Orphanet enumera ensayos clínicos europeos, estudios de investigación y registros de pacientes que
inscriben a personas con esta afección.
Linden MG, Bender BG, Robinson A. Tetrasomía y pentasomía de cromosomas sexuales. Pediatría .
Octubre de 1995; 96 (4 pt 1): 672-682. https://www.ncbi.nlm.nih.gov/pubmed/7567329 .

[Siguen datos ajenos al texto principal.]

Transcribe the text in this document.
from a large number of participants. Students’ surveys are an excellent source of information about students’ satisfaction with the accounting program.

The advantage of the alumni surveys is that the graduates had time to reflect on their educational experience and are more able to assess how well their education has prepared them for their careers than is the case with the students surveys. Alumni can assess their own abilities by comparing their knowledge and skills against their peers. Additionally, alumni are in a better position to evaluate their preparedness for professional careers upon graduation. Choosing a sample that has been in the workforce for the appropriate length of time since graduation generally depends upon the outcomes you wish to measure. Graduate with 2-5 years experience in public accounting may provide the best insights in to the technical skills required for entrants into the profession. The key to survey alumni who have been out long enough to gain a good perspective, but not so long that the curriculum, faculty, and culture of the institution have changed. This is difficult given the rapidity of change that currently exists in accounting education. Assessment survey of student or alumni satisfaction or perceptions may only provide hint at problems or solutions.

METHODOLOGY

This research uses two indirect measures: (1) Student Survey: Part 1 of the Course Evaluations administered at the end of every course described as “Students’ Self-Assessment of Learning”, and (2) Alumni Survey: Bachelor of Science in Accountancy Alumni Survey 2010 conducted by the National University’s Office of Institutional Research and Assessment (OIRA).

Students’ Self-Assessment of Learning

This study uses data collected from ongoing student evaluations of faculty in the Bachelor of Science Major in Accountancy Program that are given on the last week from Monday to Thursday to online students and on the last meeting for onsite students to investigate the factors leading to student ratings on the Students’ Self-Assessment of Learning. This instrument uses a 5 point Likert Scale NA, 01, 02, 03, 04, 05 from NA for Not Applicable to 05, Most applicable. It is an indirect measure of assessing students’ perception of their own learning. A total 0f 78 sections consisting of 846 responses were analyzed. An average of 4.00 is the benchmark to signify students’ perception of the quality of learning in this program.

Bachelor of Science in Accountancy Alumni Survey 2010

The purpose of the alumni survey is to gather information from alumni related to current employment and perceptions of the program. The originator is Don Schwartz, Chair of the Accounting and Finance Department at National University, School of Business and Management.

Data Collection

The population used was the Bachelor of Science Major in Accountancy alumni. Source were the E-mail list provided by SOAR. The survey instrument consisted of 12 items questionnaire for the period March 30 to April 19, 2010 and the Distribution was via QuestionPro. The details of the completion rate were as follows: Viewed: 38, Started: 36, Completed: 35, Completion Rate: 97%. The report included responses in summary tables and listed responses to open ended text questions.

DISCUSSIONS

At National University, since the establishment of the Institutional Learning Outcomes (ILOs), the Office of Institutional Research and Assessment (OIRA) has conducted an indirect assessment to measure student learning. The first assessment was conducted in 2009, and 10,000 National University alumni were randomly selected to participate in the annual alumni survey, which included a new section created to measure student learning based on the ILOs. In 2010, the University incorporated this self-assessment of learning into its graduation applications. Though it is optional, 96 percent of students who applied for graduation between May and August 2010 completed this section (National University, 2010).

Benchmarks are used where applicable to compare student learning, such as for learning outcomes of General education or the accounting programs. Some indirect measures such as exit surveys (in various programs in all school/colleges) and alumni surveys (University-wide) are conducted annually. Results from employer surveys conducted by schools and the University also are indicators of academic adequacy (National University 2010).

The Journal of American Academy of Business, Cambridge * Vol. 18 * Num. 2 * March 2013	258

Cowie VA, Singh KR, Wheater R. 49, anomalía cromosómica XXXYY en un hombre con retraso mental. Br J
Psiquiatría . Febrero de 1986; 148: 210-212. https://www.ncbi.nlm.nih.gov/pubmed/3697588 .
Resumen
Las anomalías cromosómicas sexuales ocurren en al menos 1 de cada 400 nacimientos e incluyen los
cariotipos bien descritos 47, XXX, 47, XXY, 47, XYY y 45, X. La adición de más de un cromosoma X o Y
adicional ocurre raramente, y hay poca información disponible en la literatura médica. Los informes de
casos individuales constituyen la mayor parte de este conjunto de conocimientos, y todos se basan en
sujetos que se identificaron postnatalmente. Muchos se determinaron a través de evaluaciones de
instituciones y hospitales; por lo tanto, no hay información imparcial sobre la historia natural de los
cariotipos poli X e Y. En general, se supone una relación directa entre el número de cromosomas sexuales
adicionales y la gravedad del fenotipo. El propósito de este artículo es resumir lo que se sabe sobre estas
condiciones y presentar 10 casos adicionales. Los cariotipos incluyen, 48, XXXX, 49, XXXXX, 48, XXYY, 48,
XXXY, 49, XXXXY, 49, XXXYY, 48, XYYY, 49, XYYYY y 49, XXYYY.
Resumen
Se informa un caso de anomalía cromosómica 49, XXXYY en un hombre adulto. Las características del
síndrome de Klinefelter son predominantes entre los hallazgos clínicos. Las características sugestivas de
acromegalia se han asociado con esta anomalía cromosómica. A pesar del prognatismo y una ceja
sobresaliente, la acromegalia no estaba presente en este caso. Los rasgos psicológicos a veces
informados en varones con cariotipos XXY y XYY se observaron en este paciente, pero la variabilidad de
la expresión de estas características pone en duda la validez de su correlación con la presencia de
cromosomas sexuales supernumerarios.
Resumen
Se informa un caso de anomalía cromosómica 49, XXXYY en un hombre adulto. Las características del
síndrome de Klinefelter son predominantes entre los hallazgos clínicos. Las características sugestivas de
acromegalia se han asociado con esta anomalía cromosómica. A pesar del prognatismo y una ceja
sobresaliente, la acromegalia no estaba presente en este caso. Los rasgos psicológicos a veces
informados en varones con cariotipos XXY y XYY se observaron en este paciente, pero la variabilidad de
la expresión de estas características pone en duda la validez de su correlación con la presencia de
cromosomas sexuales supernumerarios.